Review | A Beautiful Day in the Neighborhood | 2019
Mister Rogers (Tom Hanks) meets journalist Lloyd Vogel (Matthew Rhys) in TriStar Pictures’ A BEAUTIFUL DAY IN THE NEIGHBORHOOD. ©2019 CTMG, Inc. All rights reserved. Photo by: Lacey Terrell |
Marielle Heller's A Beautiful Day in the Neighborhood is a much darker, more complicated film than its marketing would suggest. While Tom Hanks' Mr. Rogers has been at the forefront of the film's marketing campaign, the film really isn't about Mr. Rogers at all; it's an emotionally thorny family drama about a cynical and wounded man coming to terms with his trauma and taking the first steps toward mending the rifts in his family.
That man is Lloyd Vogel (Matthew Rhys), a journalist for Esquire magazine who is known for his often damning investigative journalism. Lloyd is a new father, and his sister is getting married (for the third time), an event that brings his own father, Jerry (Chris Cooper), back into the picture after many years apart. Jerry is dying, and wants to reconcile with his children, but Lloyd doesn't want to forgive him for abandoning his family at their darkest hour. Then, out of the blue, Lloyd is assigned to do a puff piece on Fred Rogers, legendary children's show host of "Mister Rogers Neighborhood." At first, Lloyd is resistant, but soon becomes determined to crack Mr. Rogers' kindly facade, after all, how can anyone be so nice? Surely it's all an act.Yet the more Lloyd pushes, the more Mr. Rogers doubles down on his kindness to Lloyd, even taking a special interest in him and his family. It isn't long before Lloyd almost finds himself tortured by Mr. Rogers' unflappable belief in simple human goodness. But his determination to push Mr. Rogers' sense of decency eventually forces him to turn his journalistic insights on himself, and barely recognizes the man staring back at him from the mirror.
Heller frames the film like a feature-length episode of "Mister Rogers' Neighborhood" for grown ups, with Hanks' kindly presence guiding us through Lloyd's trials and tribulations.

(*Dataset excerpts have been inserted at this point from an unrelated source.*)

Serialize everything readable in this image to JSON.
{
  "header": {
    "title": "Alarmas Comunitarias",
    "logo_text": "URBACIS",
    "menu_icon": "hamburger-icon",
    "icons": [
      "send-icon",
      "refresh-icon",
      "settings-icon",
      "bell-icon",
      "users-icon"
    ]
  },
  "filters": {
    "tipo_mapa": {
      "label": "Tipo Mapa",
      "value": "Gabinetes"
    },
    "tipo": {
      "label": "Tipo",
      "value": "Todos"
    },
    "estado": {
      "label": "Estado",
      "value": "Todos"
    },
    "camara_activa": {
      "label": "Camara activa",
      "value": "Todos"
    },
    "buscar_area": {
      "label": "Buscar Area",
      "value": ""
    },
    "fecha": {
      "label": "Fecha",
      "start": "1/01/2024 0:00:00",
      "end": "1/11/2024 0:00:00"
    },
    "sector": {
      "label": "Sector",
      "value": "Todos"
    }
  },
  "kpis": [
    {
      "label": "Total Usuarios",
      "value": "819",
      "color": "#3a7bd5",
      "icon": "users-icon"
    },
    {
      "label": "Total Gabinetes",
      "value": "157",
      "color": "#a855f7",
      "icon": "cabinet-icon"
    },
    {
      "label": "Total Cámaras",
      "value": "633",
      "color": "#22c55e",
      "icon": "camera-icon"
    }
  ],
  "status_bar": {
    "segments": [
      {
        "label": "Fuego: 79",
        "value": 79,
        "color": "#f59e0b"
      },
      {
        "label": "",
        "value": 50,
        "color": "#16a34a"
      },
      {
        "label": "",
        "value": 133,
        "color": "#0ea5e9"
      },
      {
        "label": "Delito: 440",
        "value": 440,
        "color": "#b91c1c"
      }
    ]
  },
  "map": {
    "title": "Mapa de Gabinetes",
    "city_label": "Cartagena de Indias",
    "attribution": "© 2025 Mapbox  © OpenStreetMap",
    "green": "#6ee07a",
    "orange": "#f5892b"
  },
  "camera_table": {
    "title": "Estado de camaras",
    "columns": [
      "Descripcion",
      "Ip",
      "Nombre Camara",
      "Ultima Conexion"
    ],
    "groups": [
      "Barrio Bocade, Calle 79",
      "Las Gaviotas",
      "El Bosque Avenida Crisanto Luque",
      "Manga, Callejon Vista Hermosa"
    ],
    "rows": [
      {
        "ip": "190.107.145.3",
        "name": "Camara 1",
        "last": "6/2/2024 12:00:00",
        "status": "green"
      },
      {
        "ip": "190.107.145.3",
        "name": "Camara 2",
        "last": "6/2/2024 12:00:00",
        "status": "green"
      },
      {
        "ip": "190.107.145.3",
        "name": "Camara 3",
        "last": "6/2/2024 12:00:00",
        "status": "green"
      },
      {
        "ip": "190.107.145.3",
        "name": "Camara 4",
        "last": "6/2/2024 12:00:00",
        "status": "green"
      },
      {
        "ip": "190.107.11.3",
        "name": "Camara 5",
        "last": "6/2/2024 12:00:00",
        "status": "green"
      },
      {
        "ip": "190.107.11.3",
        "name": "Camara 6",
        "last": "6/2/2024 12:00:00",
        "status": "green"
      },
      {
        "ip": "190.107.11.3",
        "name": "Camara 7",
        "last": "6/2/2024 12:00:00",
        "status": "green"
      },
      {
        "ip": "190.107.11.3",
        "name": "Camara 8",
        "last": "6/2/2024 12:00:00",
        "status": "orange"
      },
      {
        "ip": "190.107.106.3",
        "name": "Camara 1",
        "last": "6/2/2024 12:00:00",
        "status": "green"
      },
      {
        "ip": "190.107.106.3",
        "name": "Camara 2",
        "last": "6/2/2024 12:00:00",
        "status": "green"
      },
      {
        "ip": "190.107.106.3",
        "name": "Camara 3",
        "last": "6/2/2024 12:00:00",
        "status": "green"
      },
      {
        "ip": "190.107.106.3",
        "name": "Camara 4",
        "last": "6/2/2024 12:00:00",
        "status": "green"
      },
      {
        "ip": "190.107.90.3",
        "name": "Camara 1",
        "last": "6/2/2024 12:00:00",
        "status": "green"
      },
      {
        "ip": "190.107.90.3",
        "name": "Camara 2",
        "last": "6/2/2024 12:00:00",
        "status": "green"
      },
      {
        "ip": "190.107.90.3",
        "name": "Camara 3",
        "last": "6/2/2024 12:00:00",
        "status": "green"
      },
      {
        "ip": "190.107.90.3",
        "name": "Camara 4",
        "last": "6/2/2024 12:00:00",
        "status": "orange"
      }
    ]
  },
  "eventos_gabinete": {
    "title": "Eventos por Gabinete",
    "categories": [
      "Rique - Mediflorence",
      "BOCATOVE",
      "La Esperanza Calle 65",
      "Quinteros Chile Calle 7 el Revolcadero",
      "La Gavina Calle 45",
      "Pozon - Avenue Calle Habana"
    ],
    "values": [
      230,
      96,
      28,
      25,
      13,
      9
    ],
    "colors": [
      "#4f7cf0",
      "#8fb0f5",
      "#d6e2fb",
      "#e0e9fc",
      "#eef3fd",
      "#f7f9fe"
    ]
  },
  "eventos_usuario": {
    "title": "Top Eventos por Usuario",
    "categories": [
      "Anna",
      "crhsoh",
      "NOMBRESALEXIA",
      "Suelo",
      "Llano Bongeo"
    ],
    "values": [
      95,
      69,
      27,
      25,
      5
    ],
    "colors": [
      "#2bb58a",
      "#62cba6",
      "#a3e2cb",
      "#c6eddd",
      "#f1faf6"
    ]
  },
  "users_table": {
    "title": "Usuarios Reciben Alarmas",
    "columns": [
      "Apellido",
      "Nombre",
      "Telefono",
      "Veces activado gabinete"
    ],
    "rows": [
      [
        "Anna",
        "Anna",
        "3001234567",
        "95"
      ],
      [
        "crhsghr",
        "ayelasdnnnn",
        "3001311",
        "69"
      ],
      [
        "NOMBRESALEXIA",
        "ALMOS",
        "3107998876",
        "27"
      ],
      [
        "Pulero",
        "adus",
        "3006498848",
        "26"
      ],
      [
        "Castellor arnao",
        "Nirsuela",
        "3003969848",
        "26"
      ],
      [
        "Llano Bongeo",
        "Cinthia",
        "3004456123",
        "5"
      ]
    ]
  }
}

It's an ingenious structural choice that allows Heller, along with screenwriters Noah Harpster and Micah Fitzerman-Blue, to acknowledge that the emotions of childhood through which Mr. Rogers helped guide countless millions of children eventually give way to the much more complex problems of adulthood. And yet the root of them isn't so much different than what we experienced when we were kids. Through his interviews with Rogers, Lloyd discovers a more complex man with much deeper, complicated feelings than he expected, but he also discovers a man with a profound understanding of the intricacies of the human heart.
Matthew Rhys stars in TriStar Pictures’ A BEAUTIFUL DAY IN THE NEIGHBORHOOD. ©2019 CTMG, Inc. All rights reserved. Photo by: Lacey Terrell |
A Beautiful Day in the Neighborhood is a remarkable film. At its heart it's very much about about kindness and self-love and all those things Mr. Rogers has come to represent. But it’s also about much more than that - dealing with trauma, and learning to let go of anger. But perhaps most of all, it acknowledges that these are painful things, and that it’s OK feel and acknowledge those things. For Mr. Rogers, acknowledging negative emotions wasn't a weakness, it was the very root of strength, of taking control of ones emotions and oneself.
This movie goes to some dark places, but it emerges hopeful. No other film this year has felt quite so cathartic, as if Mr. Rogers is somehow exorcising our accumulated pain from beyond the grave. This is in no small part due to Hanks' uncanny performance, which doesn't seem so much an imitation as a channelling of Rogers' spirit. But the film isn't really about Mr. Rogers as much as the idea we all have of him - and rather than deify him, it humanizes him, as a human being like all of us, but who found a way to deal with the hurt inside. There's some really emotionally complex, powerful stuff here, and Heller navigates it with great care, deftly speaking to the part of all of us where child that we were meets the adult that we are.
That final shot of Mr. Rogers alone in his studio banging on his piano are going to stick with me for a long time. They’re beautiful notes, but those few dissonant chords suggest a more complex emotional life than perhaps we saw. And yet nothing about him feels fake or inauthentic. Mr. Rogers was the man we saw on TV. He remains a symbol for all that is kind and good; but the film, like the man, invites us to grapple with and acknowledge the negative feelings inside. People hurt. They feel sadness, anger, regret. But to embrace those things, to meet them head on and wrestle with them rather than sweeping them under the rug - that’s a good feeling.